関数や周辺リソースの作成にはTerraformを使いたい。しかし一方で、開発中のコードのデプロイはむしろTerraformに一切関与させたくない。頻繁にトライ・エラーを繰り返すフェーズで煩雑なデプロイやチェックを必要にしてしまうと開発効率を損なう。
本番環境はまだしも、開発環境では、アプリ開発側がインフラエンジニアにいちいちお伺いを立てることなく自由にコードの編集・実行・修正ができなければならない。また、迅速に、それもできれば数秒程度で――それを望めるのがLLのはずだ――デプロイが終わらなければならない。

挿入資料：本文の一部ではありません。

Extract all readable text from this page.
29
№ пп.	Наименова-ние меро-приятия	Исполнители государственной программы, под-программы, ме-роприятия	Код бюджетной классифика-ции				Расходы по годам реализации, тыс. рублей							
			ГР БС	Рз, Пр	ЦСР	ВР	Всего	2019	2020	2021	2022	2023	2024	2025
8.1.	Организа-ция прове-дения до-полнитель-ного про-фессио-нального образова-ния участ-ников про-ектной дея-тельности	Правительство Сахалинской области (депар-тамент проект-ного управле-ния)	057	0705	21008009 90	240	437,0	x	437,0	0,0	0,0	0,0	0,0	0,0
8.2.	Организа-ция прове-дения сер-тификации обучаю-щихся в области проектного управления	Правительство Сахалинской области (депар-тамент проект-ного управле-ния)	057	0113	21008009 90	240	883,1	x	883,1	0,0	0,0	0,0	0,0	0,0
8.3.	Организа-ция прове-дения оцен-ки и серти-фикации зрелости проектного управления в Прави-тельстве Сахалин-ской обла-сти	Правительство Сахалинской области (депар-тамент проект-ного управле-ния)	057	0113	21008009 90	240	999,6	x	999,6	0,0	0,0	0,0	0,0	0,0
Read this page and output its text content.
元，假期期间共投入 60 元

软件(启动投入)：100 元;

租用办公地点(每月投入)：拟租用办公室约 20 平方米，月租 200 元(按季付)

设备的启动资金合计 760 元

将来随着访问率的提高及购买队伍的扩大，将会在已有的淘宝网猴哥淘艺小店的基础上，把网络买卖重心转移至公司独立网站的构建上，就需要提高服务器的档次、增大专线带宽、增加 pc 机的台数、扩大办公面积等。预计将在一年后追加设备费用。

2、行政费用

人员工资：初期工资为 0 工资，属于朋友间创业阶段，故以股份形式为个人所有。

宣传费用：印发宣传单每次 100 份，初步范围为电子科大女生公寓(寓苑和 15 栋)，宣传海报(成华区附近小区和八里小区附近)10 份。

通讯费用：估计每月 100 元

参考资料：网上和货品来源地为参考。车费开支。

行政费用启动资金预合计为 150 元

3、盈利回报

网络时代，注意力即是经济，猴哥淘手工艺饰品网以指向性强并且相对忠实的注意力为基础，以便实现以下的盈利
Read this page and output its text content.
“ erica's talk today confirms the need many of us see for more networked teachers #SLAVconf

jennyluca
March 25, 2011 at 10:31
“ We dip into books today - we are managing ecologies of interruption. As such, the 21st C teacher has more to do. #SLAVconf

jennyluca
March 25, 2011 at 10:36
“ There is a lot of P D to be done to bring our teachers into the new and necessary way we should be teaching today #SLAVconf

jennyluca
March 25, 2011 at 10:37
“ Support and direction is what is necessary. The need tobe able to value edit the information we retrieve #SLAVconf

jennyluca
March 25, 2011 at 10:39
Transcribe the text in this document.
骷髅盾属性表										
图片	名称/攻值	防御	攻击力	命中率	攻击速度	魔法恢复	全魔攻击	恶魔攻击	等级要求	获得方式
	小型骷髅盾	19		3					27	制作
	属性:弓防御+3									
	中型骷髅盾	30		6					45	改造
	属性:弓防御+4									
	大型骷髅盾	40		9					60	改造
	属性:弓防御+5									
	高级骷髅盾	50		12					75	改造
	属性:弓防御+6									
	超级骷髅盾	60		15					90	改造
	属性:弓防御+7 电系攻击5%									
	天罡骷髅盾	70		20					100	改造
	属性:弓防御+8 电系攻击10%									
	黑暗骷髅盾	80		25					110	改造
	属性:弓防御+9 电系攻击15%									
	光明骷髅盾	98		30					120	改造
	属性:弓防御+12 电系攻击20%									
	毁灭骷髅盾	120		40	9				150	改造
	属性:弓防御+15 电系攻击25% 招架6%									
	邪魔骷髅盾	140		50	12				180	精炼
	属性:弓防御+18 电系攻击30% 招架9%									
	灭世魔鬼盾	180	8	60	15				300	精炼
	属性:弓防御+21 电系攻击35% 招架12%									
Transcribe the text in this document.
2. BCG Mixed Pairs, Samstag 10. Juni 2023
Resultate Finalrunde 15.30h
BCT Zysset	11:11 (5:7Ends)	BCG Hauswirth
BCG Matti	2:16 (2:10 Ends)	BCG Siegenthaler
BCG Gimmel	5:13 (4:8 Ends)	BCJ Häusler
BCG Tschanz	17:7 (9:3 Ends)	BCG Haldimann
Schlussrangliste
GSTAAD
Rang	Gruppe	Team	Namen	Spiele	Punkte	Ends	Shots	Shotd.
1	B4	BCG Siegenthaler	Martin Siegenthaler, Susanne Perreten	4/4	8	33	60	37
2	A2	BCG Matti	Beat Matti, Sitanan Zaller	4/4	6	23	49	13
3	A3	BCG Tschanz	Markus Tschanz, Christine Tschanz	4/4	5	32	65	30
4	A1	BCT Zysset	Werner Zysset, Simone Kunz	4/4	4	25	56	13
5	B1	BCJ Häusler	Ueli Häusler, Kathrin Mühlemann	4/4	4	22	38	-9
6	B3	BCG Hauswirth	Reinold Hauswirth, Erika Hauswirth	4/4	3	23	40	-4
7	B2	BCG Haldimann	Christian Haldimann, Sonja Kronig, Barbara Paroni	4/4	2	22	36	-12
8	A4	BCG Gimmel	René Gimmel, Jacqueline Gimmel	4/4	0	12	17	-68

productやrelease(stagingという名前かもしれない)なら品質重視だからCI/CDを行うべきだが、開発環境では開発効率を重視するべきだ。
トラブルシューティング
パス長制限問題
実行時、Windows10のパス長制限に抵触してError: Unstable state when updating repo. Check that you have permissions to create/delete
とエラーが出てしまった。これは長いパスを受け入れるようレジストリを編集することで解消された。
New-ItemProperty -Path "HKLM:\SYSTEM\CurrentControlSet\Control\FileSystem" -Name "LongPathsEnabled" -Value 1 -PropertyType DWORD -Force
IAM Policyの権限不足エラーメッセージが違う問題
"lambda:Get"と"lambda:List"だけでは読み取りに失敗する。tag:GetResourcesも読み取り権限に必要。ところが、それが足りないときのエラーメッセージとしてlambda:ListFunctions on resource: *
が表示される。結局公式ポリシーLambda読み取り専用ユーザーの内容を参考にデバッグしたのだが、なかなかのハマりどころだった。